The vet will then take your pet's vitals, like weight, temperature, pulse and respiration rate, and perform a physical examination of the pet. During a physical exam, the vet checks the abdomen for swollen organs, and the legs, feet and joints for any potential problems. Depending on the age, breed or condition of your pet, your veterinarian may also check the eyes, ears and mouth.
When your vet conducts a full body examination, he or she will check out your pet's coat and skin, noting any hair loss, itchy spots or lumps. Keep note of your animal's shedding habits so you can let the vet know if anything seems abnormal. The vet will check for parasites, fleas, ticks, mites and heartworms as well.
Vaccinations are also important to your pet, especially if you have a cat or a dog, and your vet will suggest that you make sure they're current. Keeping up to date with vaccinations can prevent your furry friend from getting distemper, rabies, hepatitis and lyme disease. Some vaccinations last longer than others, so speak to your doctor about staying caught up with your animal's shots.
Just like your own health insurance, you want to make sure your animal is covered before he or she needs veterinary services. Some common animal surgeries can cost thousands of dollars, and you don't want to end up having to foot a surprise bill that costs more than your paycheck.
There's no set price for pet health insurance. Costs can depend on factors such as where you live, the age and breed of your pet, and how much coverage you want. Before you take out a pet insurance policy, you'll want to meet with your vet to go over what he or she thinks your animal should be covered for. Many vets believe that you should make sure cancer, chronic disease, hereditary and congenital disease, and common breed-related medical conditions are all addressed in your policy.
Some pet owners can't afford insurance for their pet, so there are other options to make paying for surprise pet visits as easy as possible.

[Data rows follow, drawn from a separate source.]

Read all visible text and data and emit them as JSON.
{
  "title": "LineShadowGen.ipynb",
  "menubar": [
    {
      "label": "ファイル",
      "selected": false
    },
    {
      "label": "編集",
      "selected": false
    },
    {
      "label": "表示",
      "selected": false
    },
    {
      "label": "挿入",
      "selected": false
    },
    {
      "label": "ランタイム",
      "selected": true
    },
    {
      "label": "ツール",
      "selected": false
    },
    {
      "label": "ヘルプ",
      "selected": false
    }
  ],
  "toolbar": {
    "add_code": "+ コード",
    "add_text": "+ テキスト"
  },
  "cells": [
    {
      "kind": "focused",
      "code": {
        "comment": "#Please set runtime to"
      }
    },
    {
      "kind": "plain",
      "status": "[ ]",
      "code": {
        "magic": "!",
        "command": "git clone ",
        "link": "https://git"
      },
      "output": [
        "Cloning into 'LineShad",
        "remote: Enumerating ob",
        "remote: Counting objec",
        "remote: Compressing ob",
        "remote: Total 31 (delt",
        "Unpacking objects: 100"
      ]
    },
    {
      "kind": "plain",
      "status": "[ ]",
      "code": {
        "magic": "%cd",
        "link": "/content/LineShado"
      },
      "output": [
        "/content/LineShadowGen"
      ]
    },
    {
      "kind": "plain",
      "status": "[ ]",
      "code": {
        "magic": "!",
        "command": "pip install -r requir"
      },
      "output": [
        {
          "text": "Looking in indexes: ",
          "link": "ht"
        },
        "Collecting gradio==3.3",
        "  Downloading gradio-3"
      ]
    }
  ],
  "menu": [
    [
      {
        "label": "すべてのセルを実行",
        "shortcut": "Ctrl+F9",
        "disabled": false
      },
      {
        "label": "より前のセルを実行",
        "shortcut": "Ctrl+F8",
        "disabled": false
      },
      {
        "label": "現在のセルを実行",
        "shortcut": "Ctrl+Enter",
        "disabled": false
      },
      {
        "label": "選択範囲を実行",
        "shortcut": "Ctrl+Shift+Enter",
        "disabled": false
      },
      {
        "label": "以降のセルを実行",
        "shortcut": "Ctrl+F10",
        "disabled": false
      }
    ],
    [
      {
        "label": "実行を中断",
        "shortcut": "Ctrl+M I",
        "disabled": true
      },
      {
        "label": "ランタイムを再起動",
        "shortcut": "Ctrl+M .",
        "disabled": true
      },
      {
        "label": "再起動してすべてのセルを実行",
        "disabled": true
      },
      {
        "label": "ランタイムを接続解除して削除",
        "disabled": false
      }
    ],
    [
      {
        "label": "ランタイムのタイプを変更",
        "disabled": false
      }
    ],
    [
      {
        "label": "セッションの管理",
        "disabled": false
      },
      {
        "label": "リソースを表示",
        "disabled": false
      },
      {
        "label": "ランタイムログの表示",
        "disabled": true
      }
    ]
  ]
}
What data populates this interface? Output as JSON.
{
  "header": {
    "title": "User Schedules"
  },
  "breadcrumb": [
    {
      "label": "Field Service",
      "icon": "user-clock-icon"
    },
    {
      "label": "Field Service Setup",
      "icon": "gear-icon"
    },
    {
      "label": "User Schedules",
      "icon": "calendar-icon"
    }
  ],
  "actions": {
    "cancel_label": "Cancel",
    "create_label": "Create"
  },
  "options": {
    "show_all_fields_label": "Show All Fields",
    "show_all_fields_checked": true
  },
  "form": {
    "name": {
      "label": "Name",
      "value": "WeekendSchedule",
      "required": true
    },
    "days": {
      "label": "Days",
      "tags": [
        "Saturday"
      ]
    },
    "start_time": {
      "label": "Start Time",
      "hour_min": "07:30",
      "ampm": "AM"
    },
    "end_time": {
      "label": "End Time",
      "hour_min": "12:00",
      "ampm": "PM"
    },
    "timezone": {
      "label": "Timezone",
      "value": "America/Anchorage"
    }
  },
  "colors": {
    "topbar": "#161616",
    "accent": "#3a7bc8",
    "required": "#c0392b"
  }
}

Some pet stores have wellness plans - which tend to be much cheaper than an insurance policy - that offer shots, check ups, screenings and discounts on various procedures your pet may need. A lot of veterinary offices offer payment plans for pricey procedures as well, as long as you have decent credit history. For a last-ditch option, there are even privately funded organizations that offer pet owners financial aid for their pet's treatments.